Okay I totally agree on the GetDescription name. I was neglecting to think that this applies to all StructuredData plugins. In that case, there is no argument to be made about a logging-focused method name.

I'm adjusting that now.

tfiala updated this revision to Diff 68639.Aug 18 2016, 5:52 PM
tfiala edited edge metadata.

Changes:

  • Adjust for Jim's comment: renamed PrettyPrint(...) => GetDescription(...)
  • Adjust for previous comment from Greg: remove StructuredDataPlugin::ShouldPrint(), and have the Debugger instance always do a GetDescription(...) and print it.

Hopefully the last change!

jingham accepted this revision.Aug 18 2016, 5:54 PM
jingham edited edge metadata.

Looks good.

Committed as r279198.

Waiting to see builders to see what happens.

Something is not building now on Linux. It's been a couple weeks since I built it there and there have been enough changes since then.

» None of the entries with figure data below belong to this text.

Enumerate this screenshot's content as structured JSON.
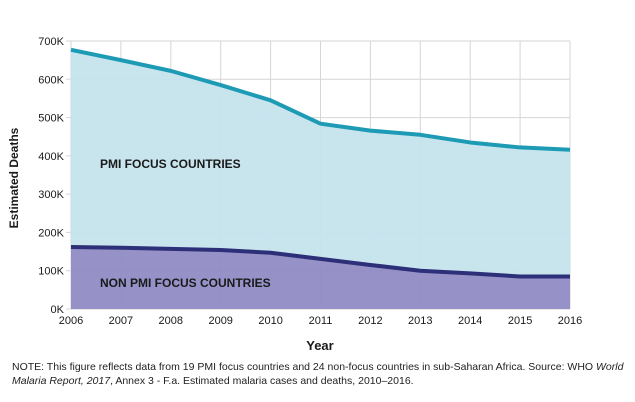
{
  "chart_data": {
    "type": "area",
    "x": [
      2006,
      2007,
      2008,
      2009,
      2010,
      2011,
      2012,
      2013,
      2014,
      2015,
      2016
    ],
    "xtick_labels": [
      "2006",
      "2007",
      "2008",
      "2009",
      "2010",
      "2011",
      "2012",
      "2013",
      "2014",
      "2015",
      "2016"
    ],
    "series": [
      {
        "name": "PMI FOCUS COUNTRIES",
        "values": [
          677000,
          650000,
          622000,
          585000,
          545000,
          484000,
          466000,
          455000,
          435000,
          422000,
          416000
        ],
        "line_color": "#1d9bb5",
        "fill_color": "#c5e3ec"
      },
      {
        "name": "NON PMI FOCUS COUNTRIES",
        "values": [
          162000,
          160000,
          157000,
          154000,
          147000,
          131000,
          115000,
          100000,
          93000,
          85000,
          85000
        ],
        "line_color": "#2d2f78",
        "fill_color": "#908bc4"
      }
    ],
    "xlabel": "Year",
    "ylabel": "Estimated Deaths",
    "ylim": [
      0,
      700000
    ],
    "yticks": [
      0,
      100000,
      200000,
      300000,
      400000,
      500000,
      600000,
      700000
    ],
    "ytick_labels": [
      "0K",
      "100K",
      "200K",
      "300K",
      "400K",
      "500K",
      "600K",
      "700K"
    ],
    "grid": true
  },
  "note": {
    "prefix": "NOTE: This figure reflects data from 19 PMI focus countries and 24 non-focus countries in sub-Saharan Africa. Source: WHO ",
    "source_title": "World Malaria Report, 2017",
    "suffix": ", Annex 3 - F.a. Estimated malaria cases and deaths, 2010–2016."
  }
}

I've reverted it out in r279200.

I'll get the Linux build fixed here shortly and reapply.

Take 2, r279202.

Fixes:

  • Missing cmake subdirectory link for source/Plugins/StructuredData.
  • Return statement for default implementation of virtual was lost at some point, now restored.

There's a gtest broken on this. I don't see it breaking on macOS, but I think it's because nobody is keeping the gtests updated there.

Fix coming shortly...

Fixed up the gdb-remote gtest here:
r279203

I didn't see this because:

  1. The Xcode lldb-gtest target has not been updated to include newer gtests.
  2. The Ubuntu build process doesn't run the gtests as part of a normal build.

I need to adjust the Xcode build more - it looks like there is a depedency on libxml that didn't exist before. The macOS lldb-gtest target is broken temporarily while I fix that, but the Linux one should be fine now.

tfiala accepted this revision.Aug 18 2016, 10:06 PM
tfiala added a reviewer: tfiala.

r279203 fixed the gtests for the Ubuntu CI.

r279205 fixed the macOS running of gtests. The newly added Process gdb-remote gtests use some mock features that try to use RTTI. Our lldb-core explicitly builds without RTTI (via -fno-rtti), so I had to disable that for the newly-added gdb-remote gtests. I also needed to add libxml2 to the linkage.

Calling this good now.

tfiala removed a reviewer: tfiala.Aug 18 2016, 10:07 PM
clayborg accepted this revision.Aug 19 2016, 8:42 AM
clayborg edited edge metadata.
This revision is now accepted and ready to land.Aug 19 2016, 8:42 AM
tfiala closed this revision.Aug 19 2016, 9:25 AM

This all went in last night. The commits were noted in previous comments.